Bareksa.com - PT. Indosat Tbk (ISAT) menawarkan surat utang berupa obligasi dan sukuk Rp10 triliun. Kupon dari kedua surat utang tersebut berkisar 7,25-10,5 persen per tahun.
Presiden Direktur dan CEO Indosat, Chris Kanter, menjelaskan untuk penerbitan obligasi, total dana yang diharapkan mencapai Rp 7 triliun dan sukuk ijarah mencapai Rp 3 triliun.
"Sementara untuk obligasi yang diterbitkan pada tahap I mencapai Rp1,5 triliun dan sukuk ijarah yang diterbitkan pada tahap I mencapai Rp500 miliar," ujar dia di Jakarta, Kamis (24/1).
Kemudian, obligasi dan sukuk ini diterbitkan untuk 5 tenor.

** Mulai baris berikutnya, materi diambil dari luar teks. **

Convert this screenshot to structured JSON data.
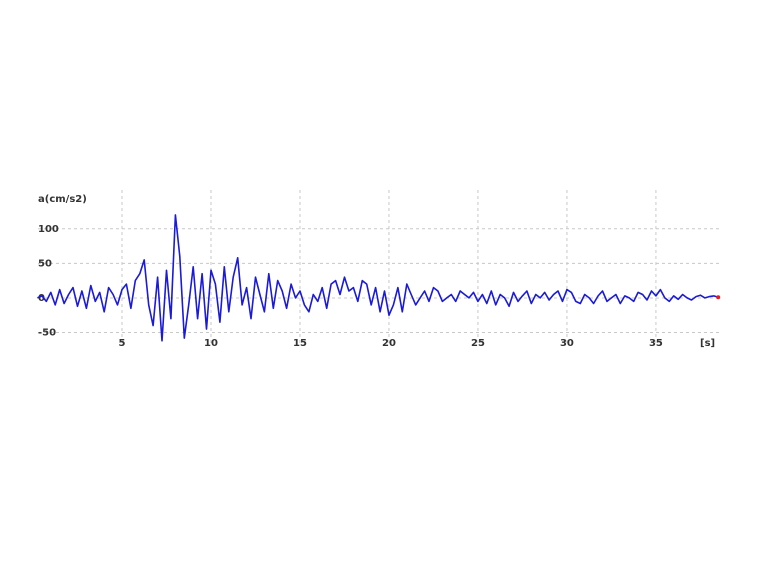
{
  "chart_data": {
    "type": "line",
    "y_label": "a(cm/s2)",
    "x_label": "[s]",
    "xlim": [
      0,
      38.6
    ],
    "xticks": [
      5,
      10,
      15,
      20,
      25,
      30,
      35
    ],
    "ylim": [
      -68,
      156
    ],
    "yticks": [
      -50,
      0,
      50,
      100
    ],
    "grid": true,
    "end_marker_color": "#e02020",
    "x": [
      0.25,
      0.5,
      0.75,
      1,
      1.25,
      1.5,
      1.75,
      2,
      2.25,
      2.5,
      2.75,
      3,
      3.25,
      3.5,
      3.75,
      4,
      4.25,
      4.5,
      4.75,
      5,
      5.25,
      5.5,
      5.75,
      6,
      6.25,
      6.5,
      6.75,
      7,
      7.25,
      7.5,
      7.75,
      8,
      8.25,
      8.5,
      8.75,
      9,
      9.25,
      9.5,
      9.75,
      10,
      10.25,
      10.5,
      10.75,
      11,
      11.25,
      11.5,
      11.75,
      12,
      12.25,
      12.5,
      12.75,
      13,
      13.25,
      13.5,
      13.75,
      14,
      14.25,
      14.5,
      14.75,
      15,
      15.25,
      15.5,
      15.75,
      16,
      16.25,
      16.5,
      16.75,
      17,
      17.25,
      17.5,
      17.75,
      18,
      18.25,
      18.5,
      18.75,
      19,
      19.25,
      19.5,
      19.75,
      20,
      20.25,
      20.5,
      20.75,
      21,
      21.25,
      21.5,
      21.75,
      22,
      22.25,
      22.5,
      22.75,
      23,
      23.25,
      23.5,
      23.75,
      24,
      24.25,
      24.5,
      24.75,
      25,
      25.25,
      25.5,
      25.75,
      26,
      26.25,
      26.5,
      26.75,
      27,
      27.25,
      27.5,
      27.75,
      28,
      28.25,
      28.5,
      28.75,
      29,
      29.25,
      29.5,
      29.75,
      30,
      30.25,
      30.5,
      30.75,
      31,
      31.25,
      31.5,
      31.75,
      32,
      32.25,
      32.5,
      32.75,
      33,
      33.25,
      33.5,
      33.75,
      34,
      34.25,
      34.5,
      34.75,
      35,
      35.25,
      35.5,
      35.75,
      36,
      36.25,
      36.5,
      36.75,
      37,
      37.25,
      37.5,
      37.75,
      38,
      38.25,
      38.5
    ],
    "series": [
      {
        "color": "#1a1ad8",
        "values": [
          0,
          3,
          -5,
          8,
          -10,
          12,
          -8,
          5,
          15,
          -12,
          10,
          -15,
          18,
          -5,
          8,
          -20,
          15,
          5,
          -10,
          12,
          20,
          -15,
          25,
          35,
          55,
          -10,
          -40,
          30,
          -62,
          40,
          -30,
          120,
          60,
          -58,
          -10,
          45,
          -30,
          35,
          -45,
          40,
          20,
          -35,
          45,
          -20,
          30,
          58,
          -10,
          15,
          -30,
          30,
          5,
          -20,
          35,
          -15,
          25,
          10,
          -15,
          20,
          0,
          10,
          -10,
          -20,
          5,
          -5,
          15,
          -15,
          20,
          25,
          5,
          30,
          10,
          15,
          -5,
          25,
          20,
          -10,
          15,
          -20,
          10,
          -25,
          -10,
          15,
          -20,
          20,
          5,
          -10,
          0,
          10,
          -5,
          15,
          10,
          -5,
          0,
          5,
          -5,
          10,
          5,
          0,
          8,
          -5,
          5,
          -8,
          10,
          -10,
          5,
          0,
          -12,
          8,
          -5,
          3,
          10,
          -8,
          5,
          0,
          8,
          -3,
          5,
          10,
          -5,
          12,
          8,
          -5,
          -8,
          5,
          0,
          -8,
          3,
          10,
          -5,
          0,
          5,
          -8,
          3,
          0,
          -5,
          8,
          5,
          -3,
          10,
          3,
          12,
          0,
          -5,
          3,
          -2,
          5,
          0,
          -3,
          2,
          4,
          0,
          2,
          3,
          1
        ]
      }
    ]
  }
}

Tenor pertama 370 hari dengan kupon 7,25-8,25 persen per tahun, 3 tahun (8,5-9,5 persen per tahun), 5 tahun (8,75-9,75 persen per tahun), 7 tahun (9,25-10,25 persen per tahun) dan tenor 10 tahun (9,5-10,5 persen per tahun).
Bookbuilding obligasi dan sukuk ini dilakukan mulai 24 Januari sampai dengan 6 Februari 2019. Tanggal efektif diharapkan didapatkan pada 19 Februari 2019 sehingga pencatatan di Bursa Efek Indonesia (BEI) dapat dilakukan pada 1 Maret 2019.
Penerbitan obligasi dan sukuk ijarah ini dibantu oleh penjamin pelaksana emisi yang terdiri dari PT BCA Sekuritas, PT CGS CIMB Sekuritas Indonesia, PT DBS Vickers Sekuritas Indonesia, PT Indo Premier Sekuritas dan PT Mandiri Sekuritas. Sedangkan yang bertindak sebagai wali amanat adalah PT Bank Rakyat Indonesia (Persero) Tbk.
Seluruh dana yang diperoleh dari penawaran umum akan digunakan untuk pembelanjaan infrastruktur jaringan akses, jaringan core dan infrastruktur IT yang digunakan untuk menambah kapasitas dan memperluas jangkauan jaringan tersebut.
Indosat mencatatkan kerugian Rp1,53 triliun selama periode Januari-September 2018. Kinerja tersebut menurun drastis dibandingkan periode sama di 2017 yang untung Rp1,09 triliun.
Kerugian ISAT hingga kuartal III didorong oleh turunnya pendapatan, yakni dari Rp22,565 triliun di 2017 menjadi Rp16,76 triliun di 2018. Pada kuartal III 2018, pendapatan Indosat disumbang oleh sektor selular Rp13,17 triliun, MIDI (Multimedia, Komunikasi Data, Internet) Rp3,02 triliun dan telekomunikasi tetap Rp568,58 miliar.
Chris menjelaskan industri telekomunikasi saat ini memang sedang turun. Di saat yang bersamaan, pemerintah memberlakukan registrasi SIM card yang berdampak masif untuk semua industri telekomunikasi.
"Masyarakat Indonesia reluctant apabila diharuskan melakukan registrasi, ini mengakibatkan penurunan masif bagi semua operator," jelas dia.
Diakuisisi Viettel
Sementara itu, sebelumnya, Reuters melaporkan pada 7 Januari 2019, Presiden dan CEO Viettel Le Dang Dung mengatakan pihaknya berencana mengakuisisi perusahaan telekomunikasi yang berlokasi di Indonesia atau Malaysia. Spekulasi yang berkembang, target perusahaan yang dimaksud adalah Indosat Ooredoo.
Pasar Indonesia dan Malaysia dibidik mengingat keberhasilan penetrasi perusahaan di Myanmar. Di negara tersebut, Viettel bersama dengan mitra lokal, sudah merilis jaringan 4G pada Juni 2018 dengan nilai investasi mencapai US$1,5 miliar dan menjadi salah satu investasi yang menjanjikan.
Meski begitu, Chris secara langsung membantah kabar tersebut. Dalam keterbukaan informasi perusahaan di Bursa Efek Indonesia, Indosat juga menyatakan, pihaknya tidak memiliki informasi terkait hal tersebut.
Semenjak rumor tersebut beredar di pasar modal, harga saham Indosat langsung melejit hingga 24 Januari 2019.